Nevertheless, the public’s perception of in-and-out mastectomies has raised concerns. Does this mean far fewer outpatient procedures will be performed in the future? What about pre-authorization criteria? Will they get tougher? Will this mean more red tape?
At least for now, the answer is no, according to same-day surgery administrators interviewed by Outpatient Reimbursement Management. The issue has had little or no effect so far on patient business.
Here are two examples:
• Universal Surgery Centers, Fort Worth, TX.
"We have not felt pressure from managed care organizations either way," reports Michael G. Urbach, senior vice president of Universal Surgery Centers.
In Universal’s patient markets throughout the South and Midwest, health plans aren’t pushing for overnight stays. But neither are they urging the less-costly outpatient alternative, Urbach says.
"And on our part, we’re not doing anything differently either," he adds. Even before the controversy arose, the policy at the 14 ambulatory surgery centers (ASCs) under Urbach’s wing was to check with the payer regarding coverage.

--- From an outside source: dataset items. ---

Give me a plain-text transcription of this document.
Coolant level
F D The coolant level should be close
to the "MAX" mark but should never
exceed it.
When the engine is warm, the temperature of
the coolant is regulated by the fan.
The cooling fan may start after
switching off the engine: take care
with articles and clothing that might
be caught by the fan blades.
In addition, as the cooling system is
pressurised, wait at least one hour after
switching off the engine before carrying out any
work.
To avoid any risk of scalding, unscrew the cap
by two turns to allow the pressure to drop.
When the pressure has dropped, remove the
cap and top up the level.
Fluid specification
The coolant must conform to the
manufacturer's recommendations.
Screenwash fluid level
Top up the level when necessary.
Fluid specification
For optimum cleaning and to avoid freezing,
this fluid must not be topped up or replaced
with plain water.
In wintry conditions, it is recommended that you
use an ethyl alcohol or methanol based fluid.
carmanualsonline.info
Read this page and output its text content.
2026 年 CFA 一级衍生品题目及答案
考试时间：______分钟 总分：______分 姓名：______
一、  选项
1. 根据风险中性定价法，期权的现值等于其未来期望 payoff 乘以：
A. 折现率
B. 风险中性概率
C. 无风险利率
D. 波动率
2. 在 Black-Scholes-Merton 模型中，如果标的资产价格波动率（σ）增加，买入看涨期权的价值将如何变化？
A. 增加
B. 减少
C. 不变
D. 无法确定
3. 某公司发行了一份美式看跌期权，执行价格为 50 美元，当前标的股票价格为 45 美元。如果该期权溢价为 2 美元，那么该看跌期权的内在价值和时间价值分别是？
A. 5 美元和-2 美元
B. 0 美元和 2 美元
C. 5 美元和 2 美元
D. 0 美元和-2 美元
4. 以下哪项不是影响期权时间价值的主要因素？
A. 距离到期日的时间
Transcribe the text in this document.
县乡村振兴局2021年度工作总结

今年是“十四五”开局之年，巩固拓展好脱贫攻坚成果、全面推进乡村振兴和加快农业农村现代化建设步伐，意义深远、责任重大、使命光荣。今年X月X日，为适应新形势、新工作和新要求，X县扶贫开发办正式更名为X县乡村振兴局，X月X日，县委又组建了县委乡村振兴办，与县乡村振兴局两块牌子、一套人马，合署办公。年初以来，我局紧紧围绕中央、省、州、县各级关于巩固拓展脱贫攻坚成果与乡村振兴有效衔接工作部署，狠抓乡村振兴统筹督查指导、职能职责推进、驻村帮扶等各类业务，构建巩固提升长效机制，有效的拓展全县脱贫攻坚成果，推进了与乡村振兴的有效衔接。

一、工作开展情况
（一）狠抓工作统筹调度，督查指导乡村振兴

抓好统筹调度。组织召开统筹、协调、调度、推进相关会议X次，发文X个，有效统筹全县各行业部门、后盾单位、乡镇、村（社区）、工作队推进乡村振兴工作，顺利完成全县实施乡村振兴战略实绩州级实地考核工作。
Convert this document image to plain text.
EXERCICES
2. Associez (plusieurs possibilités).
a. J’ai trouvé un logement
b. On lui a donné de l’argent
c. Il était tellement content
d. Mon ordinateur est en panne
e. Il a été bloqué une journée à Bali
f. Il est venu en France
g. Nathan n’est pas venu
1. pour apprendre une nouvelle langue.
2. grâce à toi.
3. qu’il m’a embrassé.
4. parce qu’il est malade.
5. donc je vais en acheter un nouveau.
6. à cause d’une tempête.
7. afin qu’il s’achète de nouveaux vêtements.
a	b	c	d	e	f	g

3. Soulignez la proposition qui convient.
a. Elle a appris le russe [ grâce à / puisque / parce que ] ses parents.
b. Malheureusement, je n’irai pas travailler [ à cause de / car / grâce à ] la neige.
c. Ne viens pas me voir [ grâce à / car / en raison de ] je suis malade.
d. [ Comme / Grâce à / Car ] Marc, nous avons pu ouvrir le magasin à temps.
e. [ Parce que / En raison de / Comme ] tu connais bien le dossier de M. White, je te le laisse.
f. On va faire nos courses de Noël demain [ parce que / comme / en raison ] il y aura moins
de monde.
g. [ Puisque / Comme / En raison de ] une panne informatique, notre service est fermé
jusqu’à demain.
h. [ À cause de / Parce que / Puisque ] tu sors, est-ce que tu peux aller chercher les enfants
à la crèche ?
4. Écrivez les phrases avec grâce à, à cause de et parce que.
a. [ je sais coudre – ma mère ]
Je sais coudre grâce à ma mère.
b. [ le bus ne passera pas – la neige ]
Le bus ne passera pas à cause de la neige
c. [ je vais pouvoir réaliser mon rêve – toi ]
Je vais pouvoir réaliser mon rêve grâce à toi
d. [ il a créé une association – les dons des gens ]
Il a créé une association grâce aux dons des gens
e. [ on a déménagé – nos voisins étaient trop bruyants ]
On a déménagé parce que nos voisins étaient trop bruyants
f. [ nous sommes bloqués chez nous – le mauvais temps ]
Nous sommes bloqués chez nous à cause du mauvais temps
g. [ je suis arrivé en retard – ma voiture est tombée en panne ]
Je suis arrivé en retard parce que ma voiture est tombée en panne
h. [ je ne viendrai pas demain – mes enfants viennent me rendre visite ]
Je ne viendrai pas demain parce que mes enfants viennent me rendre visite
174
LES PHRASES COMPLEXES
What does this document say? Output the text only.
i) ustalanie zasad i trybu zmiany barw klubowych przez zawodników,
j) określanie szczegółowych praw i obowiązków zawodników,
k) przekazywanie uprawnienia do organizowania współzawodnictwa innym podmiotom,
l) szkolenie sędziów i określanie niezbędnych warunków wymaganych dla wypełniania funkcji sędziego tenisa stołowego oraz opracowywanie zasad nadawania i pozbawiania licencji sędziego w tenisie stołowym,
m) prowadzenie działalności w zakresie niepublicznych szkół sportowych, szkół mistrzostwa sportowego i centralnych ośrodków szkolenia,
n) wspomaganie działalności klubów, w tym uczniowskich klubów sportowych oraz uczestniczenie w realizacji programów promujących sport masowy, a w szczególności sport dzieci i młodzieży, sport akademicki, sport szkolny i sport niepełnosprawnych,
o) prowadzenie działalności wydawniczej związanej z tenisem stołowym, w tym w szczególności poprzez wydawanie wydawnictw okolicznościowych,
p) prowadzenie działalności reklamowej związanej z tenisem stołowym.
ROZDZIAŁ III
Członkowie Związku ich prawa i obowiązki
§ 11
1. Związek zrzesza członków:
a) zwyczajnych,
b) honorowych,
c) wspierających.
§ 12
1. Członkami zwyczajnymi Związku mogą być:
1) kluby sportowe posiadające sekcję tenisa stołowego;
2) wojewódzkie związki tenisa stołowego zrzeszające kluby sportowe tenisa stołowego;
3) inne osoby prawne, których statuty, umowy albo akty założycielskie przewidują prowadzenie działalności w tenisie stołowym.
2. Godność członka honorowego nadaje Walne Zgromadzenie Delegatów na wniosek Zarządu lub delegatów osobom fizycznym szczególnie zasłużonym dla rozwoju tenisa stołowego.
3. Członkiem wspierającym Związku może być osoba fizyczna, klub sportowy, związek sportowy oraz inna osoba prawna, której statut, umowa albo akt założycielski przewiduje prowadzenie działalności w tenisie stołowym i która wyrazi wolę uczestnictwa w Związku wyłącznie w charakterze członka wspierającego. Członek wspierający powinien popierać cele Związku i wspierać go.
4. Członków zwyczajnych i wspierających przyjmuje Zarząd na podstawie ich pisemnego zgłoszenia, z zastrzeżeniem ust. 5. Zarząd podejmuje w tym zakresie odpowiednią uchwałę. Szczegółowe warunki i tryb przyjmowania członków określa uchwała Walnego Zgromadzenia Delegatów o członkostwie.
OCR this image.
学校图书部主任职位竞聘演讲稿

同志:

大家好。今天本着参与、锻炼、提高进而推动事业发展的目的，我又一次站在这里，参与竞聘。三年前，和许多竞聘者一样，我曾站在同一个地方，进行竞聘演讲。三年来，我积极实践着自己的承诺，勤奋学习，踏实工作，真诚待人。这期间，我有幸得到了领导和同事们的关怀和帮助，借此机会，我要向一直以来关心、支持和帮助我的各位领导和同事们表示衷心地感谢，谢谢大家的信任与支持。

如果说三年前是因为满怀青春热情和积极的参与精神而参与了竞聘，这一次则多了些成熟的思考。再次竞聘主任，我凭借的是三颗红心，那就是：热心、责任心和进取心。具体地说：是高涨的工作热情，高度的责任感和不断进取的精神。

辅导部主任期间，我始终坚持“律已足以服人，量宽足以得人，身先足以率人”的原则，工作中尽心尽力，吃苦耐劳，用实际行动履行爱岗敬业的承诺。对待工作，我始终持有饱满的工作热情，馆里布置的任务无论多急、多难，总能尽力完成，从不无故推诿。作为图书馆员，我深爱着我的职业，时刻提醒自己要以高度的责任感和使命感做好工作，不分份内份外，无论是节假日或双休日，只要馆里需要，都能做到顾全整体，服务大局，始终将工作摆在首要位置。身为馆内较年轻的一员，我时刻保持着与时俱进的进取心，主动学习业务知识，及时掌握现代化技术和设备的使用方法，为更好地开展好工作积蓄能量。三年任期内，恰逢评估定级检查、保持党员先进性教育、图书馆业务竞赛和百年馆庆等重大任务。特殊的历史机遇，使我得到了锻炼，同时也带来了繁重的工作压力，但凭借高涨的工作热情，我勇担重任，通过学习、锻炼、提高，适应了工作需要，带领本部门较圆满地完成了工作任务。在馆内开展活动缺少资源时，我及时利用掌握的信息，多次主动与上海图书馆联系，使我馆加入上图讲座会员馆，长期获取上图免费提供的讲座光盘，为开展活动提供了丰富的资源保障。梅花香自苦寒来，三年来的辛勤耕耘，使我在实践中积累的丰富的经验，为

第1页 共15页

But as a rule, administrators left questions about the appropriateness of outpatient care to the patient, physician, and the clinic medical director. That policy has not changed, Urbach adds.
• The Breast Center at Johns Hopkins Hospital, Baltimore.
The hospital performs more than 70% of lumpectomies and modified radical mastectomies (excluding breast reconstruction) as outpatient procedures. The center does 300 mastectomies per year.
Nearly all of the Breast Center’s patients are insured either by private health plans or Medicare, Shockney says. Seven percent of patients are self-pay. So far, payers have avoided raising a point concerning the site of service, Shockney adds.
What they are doing is keeping track of hospitals in the Baltimore area that have high outpatient rates. Shockney hopes the hospital’s strong outpatient volume and good outcomes will lead to more favorable contracts for the Breast Center.
And administrators expect the proportion of outpatient to inpatient procedures to increase, according to Shockney. The reason for the growth in demand, physicians say, is the development of a way to reduce post-surgical pain and discomfort.
Severe nausea, vomiting, and pain are common following mastectomies. They’ve been the main reason for most hospital stays, says Shockney, a three-time breast surgery patient.
By using a process combining milder doses of anesthesia and shorter operating time, physicians have been able to reduce the nausea, vomiting, and pain. Administering Tylox and Decadron for pain and inflammation and cancer drugs such as Zofran has helped patients recover faster.
Despite the controversy, Shockney hopes that similar advancements in outpatient breast surgery will result in higher coverage by HMOs. "We’re really the odd ducks in all this. We do think that outpatient mastectomies are right for most patients," Shockney says.